You may have heard the term ‘Bingo Fuel’ being used by helicopter crews on shows like ‘Deadliest Catch’ or similar. What this refers to is the point at which the helicopter can fly to and still have enough fuel to get back to its departure location or to another refilling point.
When flying over any ocean, a Bingo point is constantly being calculated by the pilot to ensure that if the weather turns bad or something else happens, they can have enough fuel to turn around. Once past the Bingo Point, the flight can only continue to its destination, if all is well.
How Do Helicopters Get Moved Around The World?
But what happens if someone from Texas purchases a used helicopter from New Zealand? Remember how I said it’s not the most economical way to fly a helicopter, so what other methods are used?
Helicopters can be shipped large distances by means of being partially broken down and placed inside a shipping container, being placed in the hold of a cargo airplane, or being placed inside the cargo hold of a large transport ship. Disassembly and reassembly can be completed quickly by mechanics.
Every year dozens and dozens of helicopters are shipped across the globe using these methods. When placed onboard a ship many are plastic wrapped to protect them from corrosion during the voyage by boat. The cost to ship a helicopter across an ocean can seem drastic but compared to flying it across, it can be considerably cheaper.
When this is the method of moving a helicopter across an ocean the main rotor blades, tail rotor blades, and any horizontal stabilizers are removed and placed into custom-made wooden shipping crates, the fuel is drained and items that can be moved are secured.
For a well-trained crew of mechanics, the aircraft can be reassembled, tested, and signed off for flight within a matter of hours. This is a common way for firefighting helicopters to be moved from North America to Australia and back to help fight fires during the off-season of the home country.
How Far Helicopters Fly Far From Land?
By law, most helicopters have to remain within gliding distance to the shoreline unless they carry additional items to help in the event of an aircraft ditching.
Most helicopters can fly between 300-400 miles offshore in a straight line. They will have to refuel at the end of this either using an oil/gas platform, refueling boat, or turn around before then to make it back. Large helicopters designed for offshore flights can fly up to 800nm or 1500km.
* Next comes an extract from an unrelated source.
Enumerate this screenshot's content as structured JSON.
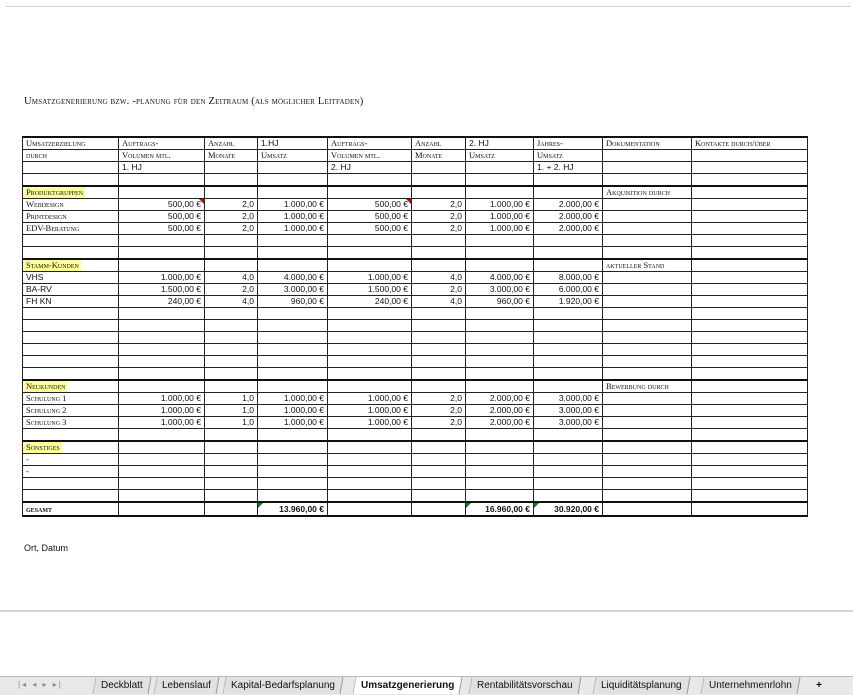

When flying over water away from gliding distance to shore here are some of the items that may need to be carried:
- Easily accessible inflatable life preservers for every person on board
- Life raft/s to accomdate all persons on board
- Inflated floats fixd to the helicoptter landing gear
- Auto-inflating floats fitted the helicopter landing gear
- Immersion suits for all those on board if the water temperature is below 59°F/15°C
Another important safety issue that any person flying over water should be aware of is how to escape a helicopter if it were to ditch. Because helicopters are very top-heavy due to their engines, main transmission, and rotor system being mounted above the cabin, they will tend to roll upside down when placed into water.
Becuase of this it creates disorientation for the occupants and trying to get out of a helicopter that is now upside is very difficult. Trust me! Most pilots and passengers who fly regularly will undertake HUET – Helicopter Underwater Egress Training.
Destin from Smarter Every Day has a great video showing what happens:
Having completed this twice myself I can tell you it is a lifesaver! And that is doing it in a warm swimming pool. Doing it in a freezing cold ocean dramatically reduces the chances of survival, even for those who have been trained!